In memory of Dr. Andreas Höfert

A primer on French elections

| Tags: Andreas Höfert

France will elect its president in a first round on 22 April, and in a second on 6 May. A non-French outsider might sometimes be puzzled about the themes and debates animating the campaign.

Taking a birds’-eye view, however, the French presidential elections reflect what usually occurs elsewhere in elections with two rounds or with primaries: First, candidates assemble their camps by taking extreme positions, while the second round is more consensus-oriented to woo voters from the political middle.

Barring a surprise, the two candidates who will reach the second round are incumbent President Nicolas Sarkozy, from the right-wing Union for a Popular Moment and François Hollande, from the left-wing Socialist Party. Four runners-up are likely to gather significant votes in the first round: Marine Le Pen from the extreme right National Front, François Bayrou from the center, Jean-Luc Mélenchon from the far left Communist Party, and Eva Joly from the Green Party.

France’s electorate roughly divides into 30% moderate right, 30% moderate left, 15% extreme right, 15% extreme left and 10% who would define themselves as “centrists.”

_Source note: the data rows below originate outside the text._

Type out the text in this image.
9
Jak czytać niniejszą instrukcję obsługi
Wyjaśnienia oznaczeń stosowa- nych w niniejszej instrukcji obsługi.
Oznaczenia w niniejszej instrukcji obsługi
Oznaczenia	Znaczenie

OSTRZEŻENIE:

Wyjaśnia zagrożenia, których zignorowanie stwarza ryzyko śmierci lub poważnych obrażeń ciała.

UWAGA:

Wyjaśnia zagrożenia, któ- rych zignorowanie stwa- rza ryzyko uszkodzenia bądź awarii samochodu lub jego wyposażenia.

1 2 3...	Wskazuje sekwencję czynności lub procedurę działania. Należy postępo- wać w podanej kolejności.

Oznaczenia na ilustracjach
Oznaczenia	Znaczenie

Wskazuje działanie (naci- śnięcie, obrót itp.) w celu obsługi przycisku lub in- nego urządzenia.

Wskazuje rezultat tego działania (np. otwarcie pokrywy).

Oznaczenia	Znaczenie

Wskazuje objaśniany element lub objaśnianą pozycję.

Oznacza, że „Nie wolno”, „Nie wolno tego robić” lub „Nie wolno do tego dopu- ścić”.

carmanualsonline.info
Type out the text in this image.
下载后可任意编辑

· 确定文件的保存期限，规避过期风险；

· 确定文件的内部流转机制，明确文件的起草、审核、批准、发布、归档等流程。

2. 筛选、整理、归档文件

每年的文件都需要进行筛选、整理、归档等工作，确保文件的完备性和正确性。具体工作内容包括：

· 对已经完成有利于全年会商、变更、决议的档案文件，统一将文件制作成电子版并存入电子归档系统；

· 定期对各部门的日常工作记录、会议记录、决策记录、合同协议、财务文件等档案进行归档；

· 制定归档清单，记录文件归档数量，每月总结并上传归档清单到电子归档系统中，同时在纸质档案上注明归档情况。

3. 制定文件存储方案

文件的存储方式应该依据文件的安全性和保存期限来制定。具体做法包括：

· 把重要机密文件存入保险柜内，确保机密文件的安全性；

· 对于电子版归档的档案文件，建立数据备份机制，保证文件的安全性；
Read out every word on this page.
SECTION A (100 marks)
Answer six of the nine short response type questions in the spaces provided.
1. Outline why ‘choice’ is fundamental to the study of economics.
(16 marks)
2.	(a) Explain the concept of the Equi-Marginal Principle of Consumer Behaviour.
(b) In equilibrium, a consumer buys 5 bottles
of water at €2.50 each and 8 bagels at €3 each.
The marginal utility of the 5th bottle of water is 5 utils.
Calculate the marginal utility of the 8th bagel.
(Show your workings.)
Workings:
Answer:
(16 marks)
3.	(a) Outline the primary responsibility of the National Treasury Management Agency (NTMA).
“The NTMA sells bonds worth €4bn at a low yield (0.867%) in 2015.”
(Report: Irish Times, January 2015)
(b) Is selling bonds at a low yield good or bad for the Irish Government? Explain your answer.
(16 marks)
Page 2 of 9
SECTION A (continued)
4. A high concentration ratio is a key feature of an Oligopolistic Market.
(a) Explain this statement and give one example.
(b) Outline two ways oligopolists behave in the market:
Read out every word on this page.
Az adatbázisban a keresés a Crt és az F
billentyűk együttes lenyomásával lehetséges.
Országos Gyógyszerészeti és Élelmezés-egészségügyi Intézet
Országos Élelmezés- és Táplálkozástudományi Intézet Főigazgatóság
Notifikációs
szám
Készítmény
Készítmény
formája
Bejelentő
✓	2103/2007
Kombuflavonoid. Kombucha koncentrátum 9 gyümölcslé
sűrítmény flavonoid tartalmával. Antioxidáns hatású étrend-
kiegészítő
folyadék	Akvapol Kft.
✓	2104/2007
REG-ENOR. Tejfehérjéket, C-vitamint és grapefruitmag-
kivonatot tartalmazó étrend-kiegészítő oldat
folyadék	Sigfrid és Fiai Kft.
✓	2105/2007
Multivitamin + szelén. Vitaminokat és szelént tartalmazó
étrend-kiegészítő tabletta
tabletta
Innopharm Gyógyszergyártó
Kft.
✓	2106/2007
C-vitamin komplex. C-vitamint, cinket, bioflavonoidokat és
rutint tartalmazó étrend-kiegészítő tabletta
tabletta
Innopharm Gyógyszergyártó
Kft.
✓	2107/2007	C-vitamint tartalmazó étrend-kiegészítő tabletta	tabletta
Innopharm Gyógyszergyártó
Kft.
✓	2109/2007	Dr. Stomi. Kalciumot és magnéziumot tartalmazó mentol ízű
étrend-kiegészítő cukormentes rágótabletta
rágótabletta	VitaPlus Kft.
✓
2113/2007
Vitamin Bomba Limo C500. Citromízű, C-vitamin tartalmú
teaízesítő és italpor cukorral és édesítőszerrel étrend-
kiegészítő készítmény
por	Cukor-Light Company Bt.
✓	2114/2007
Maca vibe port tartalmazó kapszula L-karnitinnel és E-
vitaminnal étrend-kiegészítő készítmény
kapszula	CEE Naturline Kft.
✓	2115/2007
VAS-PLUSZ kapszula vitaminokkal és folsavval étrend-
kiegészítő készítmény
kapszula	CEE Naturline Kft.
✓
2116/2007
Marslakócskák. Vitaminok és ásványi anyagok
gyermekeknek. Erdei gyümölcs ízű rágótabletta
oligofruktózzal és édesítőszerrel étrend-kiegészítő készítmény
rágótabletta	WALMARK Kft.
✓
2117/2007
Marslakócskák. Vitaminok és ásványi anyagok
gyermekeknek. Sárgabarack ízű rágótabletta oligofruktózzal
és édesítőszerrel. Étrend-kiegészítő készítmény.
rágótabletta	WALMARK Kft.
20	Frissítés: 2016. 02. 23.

The task for the main candidates in the first round is to make sure their rivals from the left or right do not score significantly, because the higher their scores, the more impact they will be able to have on the main candidates’ programs. Moreover, the presidential elections in France are followed by parliamentary elections, scheduled for 10 and 17 June. Here also, higher scores from runner-up presidential candidates could impact the outcome of those legislative elections.

In the two weeks between the first and the second presidential rounds, both candidates will try to cajole the moderate electorate. The climax between the two rounds comes during a traditional televised debate between the two contenders. After this debate, the choices of the voters are usually settled.

Given these parameters, an outsider can better grasp that the tone and proposals of the two main candidates are sometimes extreme and border on caricature. Mr. Hollande’s promise to “tax the rich” and Mr. Sarkozy’s to “close the borders” should be seen in this light and not taken at face value.

Striking now, though, for people who follow French elections is that many of France’s current challenges are absent from the debate: The lofty debt, unfunded social security liabilities, the future of the euro, the size of government and its perceived ineffectiveness, and the high rate of unemployment, especially among young people at 23% (compared with 9% in Germany), are only some of the daunting tasks that the new president will have to address after the election.